The Maturation and Consolidation of Polish Democracy

Professor Anna Grzymala-Busse offers an optimistic commentary on yesterday’s horrible plane crash in which so many high-ranking Polish officials died:

One thing strikes me: this tragedy is also becoming a triumph of Polish democracy, in two ways. First, the political institutions worked: the army leadership has been immediately replaced, Komorowski is now President ex officio, new elections are being announced. There’s been no question of coups, colonels, or emergency measures. Second, the Polish elites, no matter what their political flavor, say the same thing: they may not have agreed with Kaczynski, but this is a vast tragedy. Personal animosities and political cleavages have been buried, at least for the time being. So both formally, and in spirit, Kaczynski’s death brings this new maturity into focus.

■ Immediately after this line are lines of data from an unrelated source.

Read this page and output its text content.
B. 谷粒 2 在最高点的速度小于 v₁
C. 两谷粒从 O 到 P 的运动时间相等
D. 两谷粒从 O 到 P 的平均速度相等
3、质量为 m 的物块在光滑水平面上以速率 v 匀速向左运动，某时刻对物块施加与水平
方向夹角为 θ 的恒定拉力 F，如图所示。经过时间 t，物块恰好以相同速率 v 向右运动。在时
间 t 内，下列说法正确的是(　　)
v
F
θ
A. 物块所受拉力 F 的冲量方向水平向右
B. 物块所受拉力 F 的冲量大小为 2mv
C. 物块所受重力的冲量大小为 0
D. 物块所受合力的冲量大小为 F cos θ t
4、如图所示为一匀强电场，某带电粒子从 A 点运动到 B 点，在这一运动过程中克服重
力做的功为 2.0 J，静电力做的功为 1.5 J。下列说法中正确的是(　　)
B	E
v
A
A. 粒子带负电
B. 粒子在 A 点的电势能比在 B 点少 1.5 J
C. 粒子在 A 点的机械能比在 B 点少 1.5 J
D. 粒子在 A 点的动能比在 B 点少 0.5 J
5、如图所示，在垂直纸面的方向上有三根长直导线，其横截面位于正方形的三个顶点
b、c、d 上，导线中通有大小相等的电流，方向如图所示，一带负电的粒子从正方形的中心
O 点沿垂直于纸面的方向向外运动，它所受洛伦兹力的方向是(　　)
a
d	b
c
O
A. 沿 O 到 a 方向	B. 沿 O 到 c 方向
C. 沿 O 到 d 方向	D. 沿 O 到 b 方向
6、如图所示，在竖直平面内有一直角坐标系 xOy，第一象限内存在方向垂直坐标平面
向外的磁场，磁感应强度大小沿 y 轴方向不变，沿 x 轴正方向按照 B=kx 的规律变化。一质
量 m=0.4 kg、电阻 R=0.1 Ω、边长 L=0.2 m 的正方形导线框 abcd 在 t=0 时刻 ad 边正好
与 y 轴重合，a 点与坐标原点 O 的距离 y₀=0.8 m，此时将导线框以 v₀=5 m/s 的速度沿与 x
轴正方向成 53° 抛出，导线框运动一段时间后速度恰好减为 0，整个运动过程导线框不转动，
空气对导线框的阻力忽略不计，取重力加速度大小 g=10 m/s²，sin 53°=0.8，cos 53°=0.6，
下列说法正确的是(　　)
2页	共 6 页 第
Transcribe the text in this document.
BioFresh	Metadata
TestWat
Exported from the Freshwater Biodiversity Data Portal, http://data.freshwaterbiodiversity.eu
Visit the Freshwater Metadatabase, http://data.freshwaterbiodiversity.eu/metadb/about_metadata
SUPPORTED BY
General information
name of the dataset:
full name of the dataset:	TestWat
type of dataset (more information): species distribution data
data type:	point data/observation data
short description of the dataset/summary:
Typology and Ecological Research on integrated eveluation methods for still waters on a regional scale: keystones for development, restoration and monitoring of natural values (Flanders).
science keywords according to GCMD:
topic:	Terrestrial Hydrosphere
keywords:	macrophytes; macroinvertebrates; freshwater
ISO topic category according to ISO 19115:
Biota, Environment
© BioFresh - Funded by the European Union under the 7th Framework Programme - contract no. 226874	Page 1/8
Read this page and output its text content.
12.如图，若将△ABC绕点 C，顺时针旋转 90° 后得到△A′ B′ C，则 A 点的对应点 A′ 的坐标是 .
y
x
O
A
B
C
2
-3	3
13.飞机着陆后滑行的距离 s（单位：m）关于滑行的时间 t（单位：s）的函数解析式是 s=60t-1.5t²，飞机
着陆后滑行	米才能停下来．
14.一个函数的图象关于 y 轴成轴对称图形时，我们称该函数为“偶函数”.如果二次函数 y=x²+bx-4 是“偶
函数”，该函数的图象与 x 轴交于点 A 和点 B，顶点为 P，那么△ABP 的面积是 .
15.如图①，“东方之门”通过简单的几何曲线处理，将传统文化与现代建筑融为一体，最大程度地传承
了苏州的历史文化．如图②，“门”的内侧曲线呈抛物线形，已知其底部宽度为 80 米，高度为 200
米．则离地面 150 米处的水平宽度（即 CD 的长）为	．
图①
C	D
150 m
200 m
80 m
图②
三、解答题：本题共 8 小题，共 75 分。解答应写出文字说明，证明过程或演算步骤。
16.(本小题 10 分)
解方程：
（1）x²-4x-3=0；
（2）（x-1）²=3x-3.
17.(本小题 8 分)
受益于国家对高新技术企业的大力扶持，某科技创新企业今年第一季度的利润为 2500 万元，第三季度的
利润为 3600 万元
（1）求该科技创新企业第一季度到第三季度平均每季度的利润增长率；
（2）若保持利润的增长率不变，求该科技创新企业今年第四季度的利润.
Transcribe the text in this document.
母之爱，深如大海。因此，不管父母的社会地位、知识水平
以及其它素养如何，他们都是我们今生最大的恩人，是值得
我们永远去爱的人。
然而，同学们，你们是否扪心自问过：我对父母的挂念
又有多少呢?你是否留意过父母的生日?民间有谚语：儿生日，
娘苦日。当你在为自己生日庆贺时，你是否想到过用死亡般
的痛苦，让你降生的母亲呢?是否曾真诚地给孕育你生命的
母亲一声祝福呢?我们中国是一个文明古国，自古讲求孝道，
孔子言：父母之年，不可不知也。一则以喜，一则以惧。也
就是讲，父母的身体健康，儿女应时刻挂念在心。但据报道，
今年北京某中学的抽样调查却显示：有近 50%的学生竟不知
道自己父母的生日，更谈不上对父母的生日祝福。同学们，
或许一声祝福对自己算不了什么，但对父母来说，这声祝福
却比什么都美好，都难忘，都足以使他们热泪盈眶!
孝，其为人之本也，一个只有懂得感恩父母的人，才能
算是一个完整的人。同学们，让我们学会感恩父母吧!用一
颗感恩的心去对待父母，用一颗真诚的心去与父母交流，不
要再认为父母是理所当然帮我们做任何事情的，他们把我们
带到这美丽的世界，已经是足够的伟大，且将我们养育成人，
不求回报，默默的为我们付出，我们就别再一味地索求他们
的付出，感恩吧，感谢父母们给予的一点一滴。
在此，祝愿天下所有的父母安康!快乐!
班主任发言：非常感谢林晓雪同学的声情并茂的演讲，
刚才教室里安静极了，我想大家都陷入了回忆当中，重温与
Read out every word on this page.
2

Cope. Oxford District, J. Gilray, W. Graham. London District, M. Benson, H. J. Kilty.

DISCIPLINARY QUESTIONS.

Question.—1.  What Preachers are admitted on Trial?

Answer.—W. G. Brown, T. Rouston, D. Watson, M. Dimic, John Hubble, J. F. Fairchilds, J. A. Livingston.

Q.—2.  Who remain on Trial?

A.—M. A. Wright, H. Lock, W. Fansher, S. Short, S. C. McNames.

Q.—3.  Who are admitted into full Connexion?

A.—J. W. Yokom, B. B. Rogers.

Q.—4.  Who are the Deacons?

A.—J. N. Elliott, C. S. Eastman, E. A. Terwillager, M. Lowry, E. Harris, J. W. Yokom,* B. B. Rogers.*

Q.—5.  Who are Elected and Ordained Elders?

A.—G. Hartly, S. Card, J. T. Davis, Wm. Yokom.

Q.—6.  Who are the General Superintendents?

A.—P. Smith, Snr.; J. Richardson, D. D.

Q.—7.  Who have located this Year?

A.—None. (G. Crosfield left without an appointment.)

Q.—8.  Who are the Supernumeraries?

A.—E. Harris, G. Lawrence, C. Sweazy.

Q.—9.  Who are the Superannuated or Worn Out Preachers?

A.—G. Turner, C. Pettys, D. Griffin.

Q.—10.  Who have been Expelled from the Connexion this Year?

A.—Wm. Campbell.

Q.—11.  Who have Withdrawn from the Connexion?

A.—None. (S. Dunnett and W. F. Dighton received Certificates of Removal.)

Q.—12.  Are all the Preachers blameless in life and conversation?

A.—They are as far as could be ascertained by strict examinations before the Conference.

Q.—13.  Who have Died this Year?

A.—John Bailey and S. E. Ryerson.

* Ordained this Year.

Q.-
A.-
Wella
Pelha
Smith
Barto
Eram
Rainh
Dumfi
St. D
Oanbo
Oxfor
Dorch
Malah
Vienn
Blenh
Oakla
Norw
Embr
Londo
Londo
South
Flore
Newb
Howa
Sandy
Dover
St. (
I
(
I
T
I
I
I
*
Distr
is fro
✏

Seems like a fair point. The mere fact of Communism’s collapse in Central Europe did not by any means guarantee that the successor regimes would consolidate as liberal democracies—just look at Russia and the various Central Asian ‘stans. But in Poland and elsewhere in the region, the past 20 years have been an enormous success. In the first instance, this is a triumph by the Polish (and Czech and Hungarian and Latvian and atc.) people and elites. But it’s also an underrated policy success by the leadership of NATO and the EU.